Sou padrinho de um cão. Estava presente no momento em que foi escolhido pelo seu dono, hoje um pai devoto, em meio a dezenas de outros animais em um abrigo nas cercanias de Curitiba. Nessa pequena Babel canina lá estava ele, que à época chamava-se Steve e hoje, em homenagem ao rapper paulista, atende pelo nome de Criolo.
Não muito grande, com cerca de 14 quilos e sem uma raça definida, meu afilhado tem uma linda pelagem entre o caramelo e o marrom, rajado de listras pretas, semelhantes às de um tigre, mas talvez herdadas de algum ancestral fila, algumas vezes maior do que ele. Dessas duas criaturas, Criolo não carrega um traço sequer de ferocidade, embora tenha lá seus rompantes irados. A doçura que traz nos olhos reflete seu temperamento dócil: poucas vezes vi um bicho tão afetuoso, disponível, tão de bem com sua vida de cão, especialmente quando livre de guias, solto numa praça com outros cachorros, ou no meio do mato, em galope.
Quando me vê, ou percebe minha chegada, Criolo faz festa, abana o rabo, late, corre em minha direção, coloca suas patas contra as minhas pernas E pode ser que ele tenha me visto minutos antes e, por eu ter saído de seu campo de visão, ele talvez apenas tenha se esquecido de mim por alguns instantes, para depois relembrar de minha existência. Essa felicidade singela me comove. Os cães, costumam dizer, nos devolvem um pouco à humanidade que o dia a dia, a rotina, nos rouba.
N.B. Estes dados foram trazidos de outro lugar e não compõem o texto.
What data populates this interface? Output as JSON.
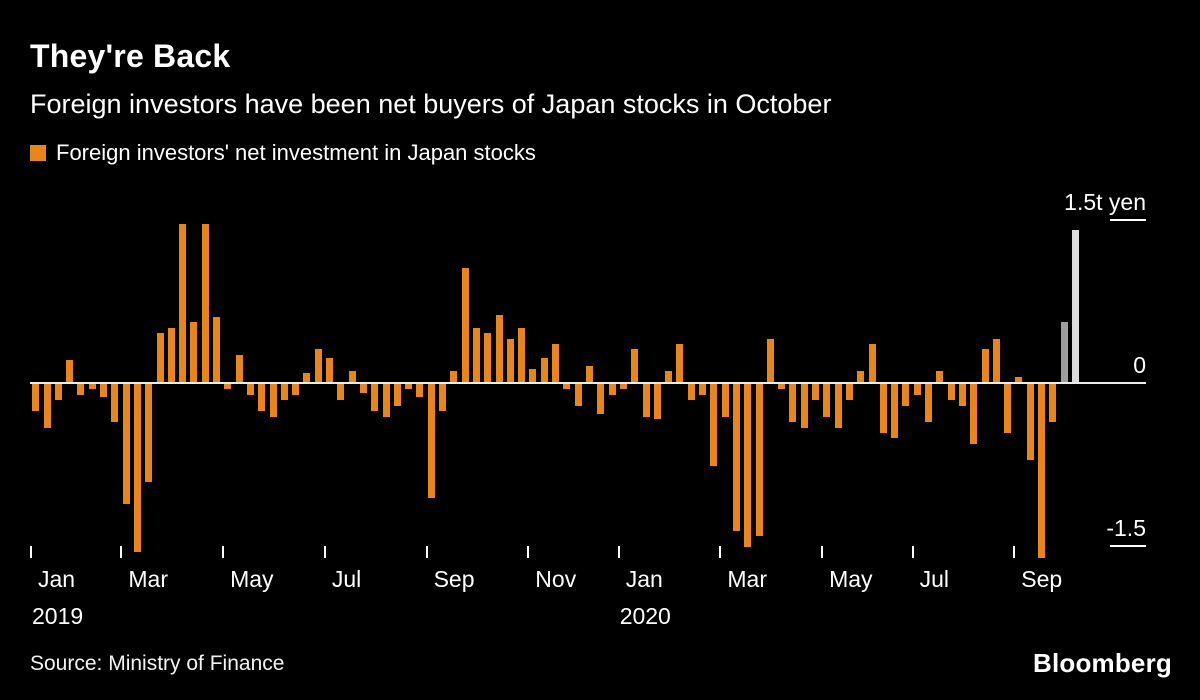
{
  "header": {
    "title": "They're Back",
    "subtitle": "Foreign investors have been net buyers of Japan stocks in October",
    "legend_label": "Foreign investors' net investment in Japan stocks"
  },
  "chart_data": {
    "type": "bar",
    "title": "They're Back",
    "subtitle": "Foreign investors have been net buyers of Japan stocks in October",
    "series_name": "Foreign investors' net investment in Japan stocks",
    "unit": "trillion yen, weekly",
    "ylim": [
      -1.7,
      1.6
    ],
    "grid": false,
    "legend_position": "top-left",
    "bar_color": "#E8861C",
    "highlight_bars": [
      {
        "index": 91,
        "color": "#9E9E9E"
      },
      {
        "index": 92,
        "color": "#DCDCDC"
      }
    ],
    "yticks": [
      {
        "value": 1.5,
        "label": "1.5t yen"
      },
      {
        "value": 0,
        "label": "0"
      },
      {
        "value": -1.5,
        "label": "-1.5"
      }
    ],
    "x_months": [
      {
        "label": "Jan",
        "week": 0,
        "year": "2019"
      },
      {
        "label": "Mar",
        "week": 8
      },
      {
        "label": "May",
        "week": 17
      },
      {
        "label": "Jul",
        "week": 26
      },
      {
        "label": "Sep",
        "week": 35
      },
      {
        "label": "Nov",
        "week": 44
      },
      {
        "label": "Jan",
        "week": 52,
        "year": "2020"
      },
      {
        "label": "Mar",
        "week": 61
      },
      {
        "label": "May",
        "week": 70
      },
      {
        "label": "Jul",
        "week": 78
      },
      {
        "label": "Sep",
        "week": 87
      }
    ],
    "total_slots": 96,
    "values": [
      -0.25,
      -0.4,
      -0.15,
      0.2,
      -0.1,
      -0.05,
      -0.12,
      -0.35,
      -1.1,
      -1.55,
      -0.9,
      0.45,
      0.5,
      1.45,
      0.55,
      1.45,
      0.6,
      -0.05,
      0.25,
      -0.1,
      -0.25,
      -0.3,
      -0.15,
      -0.1,
      0.08,
      0.3,
      0.22,
      -0.15,
      0.1,
      -0.08,
      -0.25,
      -0.3,
      -0.2,
      -0.05,
      -0.12,
      -1.05,
      -0.25,
      0.1,
      1.05,
      0.5,
      0.45,
      0.62,
      0.4,
      0.5,
      0.12,
      0.22,
      0.35,
      -0.05,
      -0.2,
      0.15,
      -0.28,
      -0.1,
      -0.05,
      0.3,
      -0.3,
      -0.32,
      0.1,
      0.35,
      -0.15,
      -0.1,
      -0.75,
      -0.3,
      -1.35,
      -1.5,
      -1.4,
      0.4,
      -0.05,
      -0.35,
      -0.4,
      -0.15,
      -0.3,
      -0.4,
      -0.15,
      0.1,
      0.35,
      -0.45,
      -0.5,
      -0.2,
      -0.1,
      -0.35,
      0.1,
      -0.15,
      -0.2,
      -0.55,
      0.3,
      0.4,
      -0.45,
      0.05,
      -0.7,
      -1.6,
      -0.35,
      0.55,
      1.4
    ]
  },
  "footer": {
    "source": "Source: Ministry of Finance",
    "brand": "Bloomberg"
  }
}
Os cães são criaturas interessantes porque, dentro de nossa lógica ilógica enviesada de humanos, neles nos projetamos e enxergamos virtudes que muitas vezes faltam e buscamos em nossos semelhantes. Não que o afeto e a lealdade que nos dedicam sejam menos autênticos.
Quando era guri, tive uma cachorra chamada Lisa, uma pastora do Bergamasco com a qual convivi durante talvez dois anos e que desapareceu da minha vida quando saí de férias. Ao retornar para o início das aulas, meus pais tinham alugado um apartamento menor, onde havia pouco espaço para um animal tão grande, e haviam decidido doá-la, sem me contar, a uns conhecidos que moravam numa chácara. Nunca mais a vi e não tenho certeza se foi mesmo para lá que foi. Fiquei desolado.
Na minha cabeça, por mais absurdo que isso possa soar, há uma conexão entre Lisa e Criolo, embora mais de 40 anos os separem dentro da minha história. Os cães são criaturas interessantes porque, dentro de nossa lógica ilógica enviesada de humanos, neles nos projetamos e enxergamos virtudes que muitas vezes faltam e buscamos em nossos semelhantes. Não que o afeto e a lealdade que nos dedicam sejam menos autênticos.
Criolo, sem que eu me desse muito conta, se instalou, de mansinho, dentro do meu coração. Se para o poetinha Vinicius de Moraes, um de meus ídolos,”o whisky é o melhor amigo do homem, ele é o cachorro engarrafado”, tenho de admitir que conviver com uma criatura canina é um dos baratos da vida. Bom como scotch 18 anos.